During Donald Trump’s presidency, the Republican expressed outrage when U.S. officials interacted with foreign officials without coordinating with his administration. In fact, at one point, Trump talked about charging former Secretary of State John Kerry with a crime.
In 2019, the then-president — who routinely tried to get the Justice Department to prosecute political figures he disliked — insisted that Kerry “should be prosecuted” for violating the Logan Act, adding, “He’s talking to Iran and has had many meetings and many phone calls and he’s telling them what to do. That is total violation of the Logan Act.”
Trump had no idea what he was talking about, but he nevertheless appeared convinced that a former U.S. official interacting with foreign governments was both scandalous and criminal.
It now appears the Republican has changed his mind.
As regular readers know, Trump welcomed British Foreign Secretary David Cameron to Mar-a-Lago in the spring, for example, which came on the heels of the former president also welcoming Hungarian Prime Minister Viktor Orbán and Polish President Andrzej Duda to his glorified country club. Trump has also reportedly had direct recent interactions with Saudi Arabia’s de facto ruler, Prince Mohammed bin Salman.

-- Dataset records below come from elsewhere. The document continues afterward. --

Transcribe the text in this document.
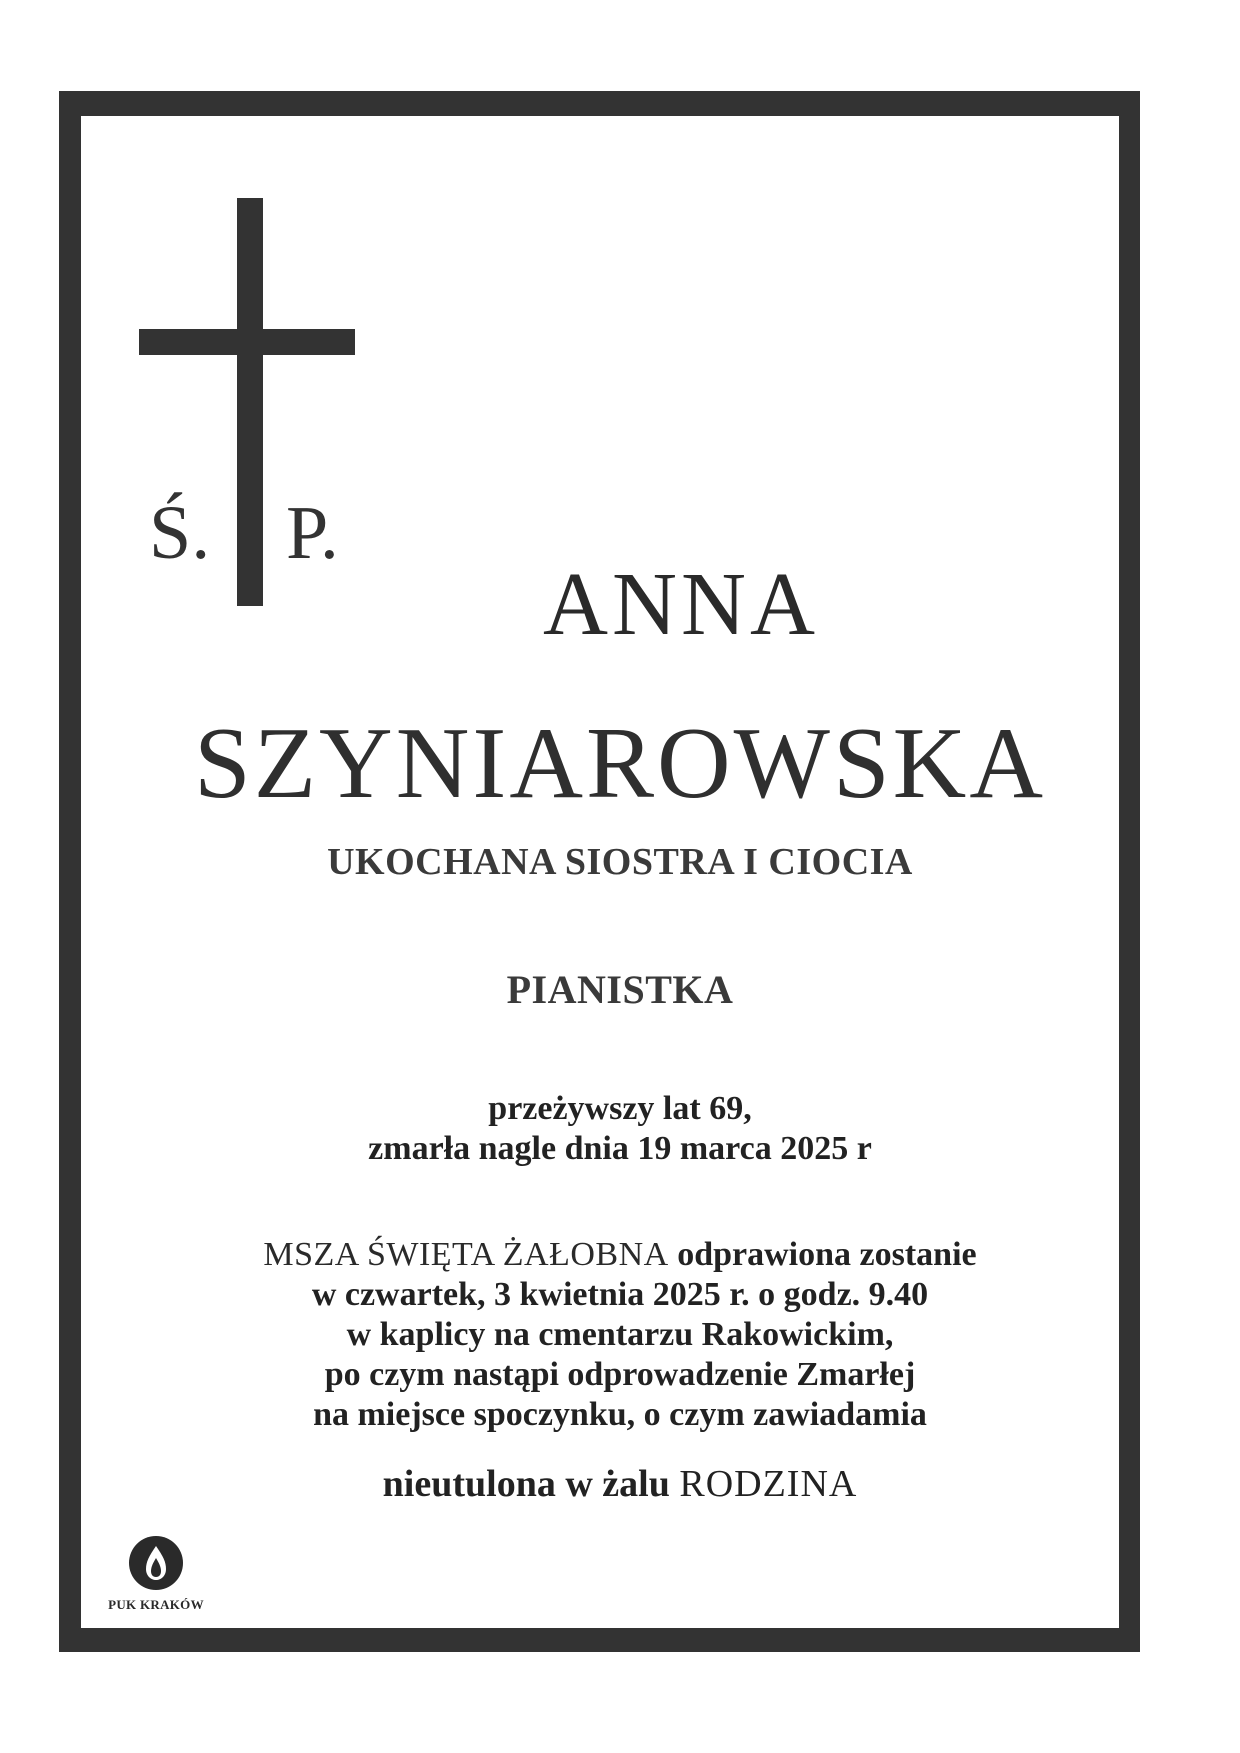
Ś. P.

ANNA

SZYNIAROWSKA

UKOCHANA SIOSTRA I CIOCIA

PIANISTKA

przeżywszy lat 69,

zmarła nagle dnia 19 marca 2025 r

MSZA ŚWIĘTA ŻAŁOBNA odprawiona zostanie
w czwartek, 3 kwietnia 2025 r. o godz. 9.40
w kaplicy na cmentarzu Rakowickim,
po czym nastąpi odprowadzenie Zmarłej
na miejsce spoczynku, o czym zawiadamia

nieutulona w żalu RODZINA

PUK KRAKÓW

When The New York Times reported on this in April, it quoted Richard Haass, a former diplomat and the president emeritus of the Council on Foreign Relations, saying the meetings are not unusual in the American tradition. The article added, “Mr. Trump would cross a red line, however, with any attempt to influence the words or actions of foreign leaders — for instance, by asking for expressions of support or that they take steps to undermine Mr. Biden’s policies, he said. ‘Then he is carrying out a foreign policy,’ Mr. Haass said, adding, ‘This is all fine in principle. It just depends on the actual content in practice.’”
That paragraph came to mind this week when I saw this report from The New Republic.
Trump has allegedly been talking with Prime Minister Benjamin Netanyahu to avert a cease-fire deal, fearing that doing so could help Vice President Kamala Harris win in November, according to PBS. “The reporting is that former President Trump is on the phone with the Prime Minister of Israel, urging him not to cut a deal right now, because it’s believed that would help the Harris campaign,” said PBS’s Judy Woodruff Monday night.
To be sure, there’s some ambiguity about the reporting that the veteran journalist referenced. Axios published a report last week, for example, that said the former American president and the Israeli prime minister have privately discussed a possible Gaza hostage and ceasefire deal. The reporting was not independently verified by MSNBC or NBC News, and Netanyahu’s office denied its accuracy in a statement soon after.
Woodruff might have been referring to this, or perhaps some other reporting. [Update: See below.]
Either way, if there’s reason to believe Trump has lobbied Netanyahu not to reach a diplomatic agreement, because the GOP nominee is worried about the developments potentially helping the Democratic ticket, that would be a real scandal. (It would also be reminiscent of a controversy from 1968.)
Watch this space.
This post updates our related earlier coverage.
UPDATE (August 21, 2024, 3:56 p.m. ET): Woodruff published a clarification online on Thursday afternoon. It read, "I want to clarify my remarks on the PBS News special on Monday night about the ongoing cease fire talks in the Middle East. As I said, this was not based on my original reporting; I was referring to reports I had read, in Axios and Reuters, about former President Trump having spoken to the Israeli Prime Minister. In the live TV moment, I repeated the story because I hadn’t seen later reporting that both sides denied it. This was a mistake and I apologize for it."